Günay, iyileştirilme yapılmadığı takdirde madencilik sektöründen çekileceklerini ifade etti. İzinli maden sahalarının kapanmasının ardından kaçak ocakların artacağını ifade eden Günay, “Biz; bizimle çalışacak olan kardeşlerimize, çalışanlarımıza haklarını vereceğiz. Herkesin alacağını verip madencilik sektöründen çekilmeye karar verdik. İnşallah hükümetimiz, bize göre yanlış olduğunu düşündüğümüz kanunları düzeltir ve biz de işimize devam ederiz. Önümüzdeki süreçte, kaçak ocak diye adlandırdığımız izinsiz çalışanların sayısı yaklaşık 30 kat artacak. İş kazaları çoğalacak. Sağlıklı ve güvenli olmayan izinsiz çalışmalarda çok sıkıntılar doğacak” diye konuştu.
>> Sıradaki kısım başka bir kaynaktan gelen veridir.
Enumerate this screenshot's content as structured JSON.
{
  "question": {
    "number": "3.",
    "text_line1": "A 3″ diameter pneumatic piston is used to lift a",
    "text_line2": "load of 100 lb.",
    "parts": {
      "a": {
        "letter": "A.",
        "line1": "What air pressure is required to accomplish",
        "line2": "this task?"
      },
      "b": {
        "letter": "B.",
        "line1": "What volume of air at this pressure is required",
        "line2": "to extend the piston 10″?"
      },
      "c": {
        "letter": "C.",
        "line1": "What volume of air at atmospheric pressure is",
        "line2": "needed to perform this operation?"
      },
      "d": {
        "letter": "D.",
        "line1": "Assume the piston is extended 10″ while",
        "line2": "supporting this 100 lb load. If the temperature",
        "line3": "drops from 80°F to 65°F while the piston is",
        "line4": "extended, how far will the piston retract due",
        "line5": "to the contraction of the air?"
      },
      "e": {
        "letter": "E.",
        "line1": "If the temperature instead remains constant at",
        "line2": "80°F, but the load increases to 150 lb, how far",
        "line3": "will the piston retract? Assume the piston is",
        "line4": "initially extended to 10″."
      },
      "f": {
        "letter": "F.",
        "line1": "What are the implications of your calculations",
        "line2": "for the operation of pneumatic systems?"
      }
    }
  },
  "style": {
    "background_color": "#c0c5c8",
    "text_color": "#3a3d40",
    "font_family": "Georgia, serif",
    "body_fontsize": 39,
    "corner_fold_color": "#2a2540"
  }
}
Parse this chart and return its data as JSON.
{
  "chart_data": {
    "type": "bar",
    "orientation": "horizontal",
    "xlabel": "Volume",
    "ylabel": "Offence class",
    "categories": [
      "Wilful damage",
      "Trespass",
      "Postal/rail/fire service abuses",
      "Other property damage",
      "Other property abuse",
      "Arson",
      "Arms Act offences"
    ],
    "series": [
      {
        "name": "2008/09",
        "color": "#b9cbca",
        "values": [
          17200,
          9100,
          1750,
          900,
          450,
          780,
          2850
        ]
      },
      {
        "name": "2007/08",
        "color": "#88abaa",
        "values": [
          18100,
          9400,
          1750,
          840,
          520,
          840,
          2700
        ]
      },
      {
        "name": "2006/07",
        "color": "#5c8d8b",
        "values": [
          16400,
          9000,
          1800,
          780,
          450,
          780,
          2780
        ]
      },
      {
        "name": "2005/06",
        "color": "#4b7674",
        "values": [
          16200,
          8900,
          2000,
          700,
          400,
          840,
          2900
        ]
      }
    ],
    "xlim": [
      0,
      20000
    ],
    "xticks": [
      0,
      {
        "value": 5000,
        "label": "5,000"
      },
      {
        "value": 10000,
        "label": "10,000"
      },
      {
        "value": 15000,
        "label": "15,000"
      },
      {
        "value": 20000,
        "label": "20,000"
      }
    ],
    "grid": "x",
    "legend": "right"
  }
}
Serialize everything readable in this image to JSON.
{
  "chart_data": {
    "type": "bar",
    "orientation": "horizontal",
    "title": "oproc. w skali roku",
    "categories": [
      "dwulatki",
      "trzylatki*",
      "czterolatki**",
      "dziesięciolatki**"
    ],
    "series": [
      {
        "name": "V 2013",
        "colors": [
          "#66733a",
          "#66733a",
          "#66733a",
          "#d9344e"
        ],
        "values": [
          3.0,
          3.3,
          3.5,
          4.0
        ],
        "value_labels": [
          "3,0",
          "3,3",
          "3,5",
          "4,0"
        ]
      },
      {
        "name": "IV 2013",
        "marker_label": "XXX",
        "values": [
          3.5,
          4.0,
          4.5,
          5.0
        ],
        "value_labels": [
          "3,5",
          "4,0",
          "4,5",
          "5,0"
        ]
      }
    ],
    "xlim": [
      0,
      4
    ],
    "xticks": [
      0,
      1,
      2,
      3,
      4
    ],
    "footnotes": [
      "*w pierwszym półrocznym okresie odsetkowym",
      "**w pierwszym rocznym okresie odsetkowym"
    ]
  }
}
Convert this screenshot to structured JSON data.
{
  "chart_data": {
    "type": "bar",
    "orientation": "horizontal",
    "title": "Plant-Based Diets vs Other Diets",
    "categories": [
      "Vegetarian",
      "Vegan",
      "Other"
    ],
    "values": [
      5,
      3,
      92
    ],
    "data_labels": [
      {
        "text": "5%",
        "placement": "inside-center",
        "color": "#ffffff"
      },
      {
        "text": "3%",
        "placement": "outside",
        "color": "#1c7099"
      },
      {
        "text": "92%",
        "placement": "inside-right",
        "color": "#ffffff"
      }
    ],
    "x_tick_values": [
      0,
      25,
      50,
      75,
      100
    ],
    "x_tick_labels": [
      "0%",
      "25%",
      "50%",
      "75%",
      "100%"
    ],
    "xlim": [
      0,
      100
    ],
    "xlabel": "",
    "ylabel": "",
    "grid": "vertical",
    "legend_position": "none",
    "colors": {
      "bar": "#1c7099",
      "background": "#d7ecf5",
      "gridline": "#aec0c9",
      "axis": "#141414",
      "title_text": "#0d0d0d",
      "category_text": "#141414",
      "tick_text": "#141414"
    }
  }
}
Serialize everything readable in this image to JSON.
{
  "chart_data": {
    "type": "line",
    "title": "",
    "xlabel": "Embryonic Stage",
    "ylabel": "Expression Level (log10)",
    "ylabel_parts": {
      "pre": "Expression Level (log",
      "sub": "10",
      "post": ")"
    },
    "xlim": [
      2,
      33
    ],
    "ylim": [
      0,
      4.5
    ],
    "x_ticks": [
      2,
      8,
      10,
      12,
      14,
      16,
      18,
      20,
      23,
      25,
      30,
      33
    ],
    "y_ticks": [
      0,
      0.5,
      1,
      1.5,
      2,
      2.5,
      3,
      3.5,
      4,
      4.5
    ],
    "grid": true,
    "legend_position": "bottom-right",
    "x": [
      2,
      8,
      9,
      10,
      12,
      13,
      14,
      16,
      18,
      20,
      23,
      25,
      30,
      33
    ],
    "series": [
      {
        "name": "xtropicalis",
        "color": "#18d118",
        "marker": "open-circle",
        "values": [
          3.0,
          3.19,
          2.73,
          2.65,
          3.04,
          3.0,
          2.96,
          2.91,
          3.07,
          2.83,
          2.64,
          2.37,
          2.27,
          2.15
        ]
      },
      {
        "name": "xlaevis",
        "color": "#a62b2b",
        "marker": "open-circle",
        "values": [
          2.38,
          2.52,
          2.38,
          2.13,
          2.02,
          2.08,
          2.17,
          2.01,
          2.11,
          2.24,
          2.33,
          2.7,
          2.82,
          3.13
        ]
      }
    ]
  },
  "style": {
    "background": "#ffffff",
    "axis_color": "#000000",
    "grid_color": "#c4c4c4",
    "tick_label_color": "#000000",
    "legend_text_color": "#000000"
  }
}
“OCAKLAR KAPANIRSA GURBET BAŞLAYACAK”

Yaklaşık 15 yıl boyunca madencilik yaparak geçimini sağlayan Mustafa Açıkgöz, özel ocakların da kapanmasıyla Zonguldak’ta göç yaşanacağını ifade etti. Devletin özel maden firmalarına yol haritası çizerek yardımcı olmasını isteyen Açıkgöz, özel ocakların kapanması halinde insanların başka şehirlere göç edeceğini dile getirdi.

Zonguldak’a yatırım yapılmadığını da söyleyen Açıkgöz, “Bizim gibi Zonguldak’ta 5-6 bin işçi var. Ocaklar kapandığı zaman bu kadar işçinin ailesini hesap ettiğinizde büyük bir rakam yapıyor. İşsizlik başlayacak, göç başlayacak. Kaçakçılık gündeme gelecek. Büyük ihtimal göç olacak. İnsanlar zor durumda kalacak. Evimde köyümde kömür varken başka memlekete kömür çıkartmaya gideceğim. Gurbet başlayacak. Bundan 30 sene öncesini yaşayacağız. Ben özel sektörün kapanmasını istemem. Güzergah çizip özel sektörün ayakta kalmasından yanayım. İşçi karamsar, işçi olayın farkına vardı. Yılbaşından sonra buraların kapanacağı gündeme geliyor. Yılbaşından sonra işsiz kalacağız. Benim iki kızım üniversitede okuyor. Çocuklarım üniversiteden mezun olana kadar çalışacağız. Devlet buraya 20-30 senedir fabrika açmadı. Zonguldak’a yatırım yok. Belirsizlik var” diye konuştu.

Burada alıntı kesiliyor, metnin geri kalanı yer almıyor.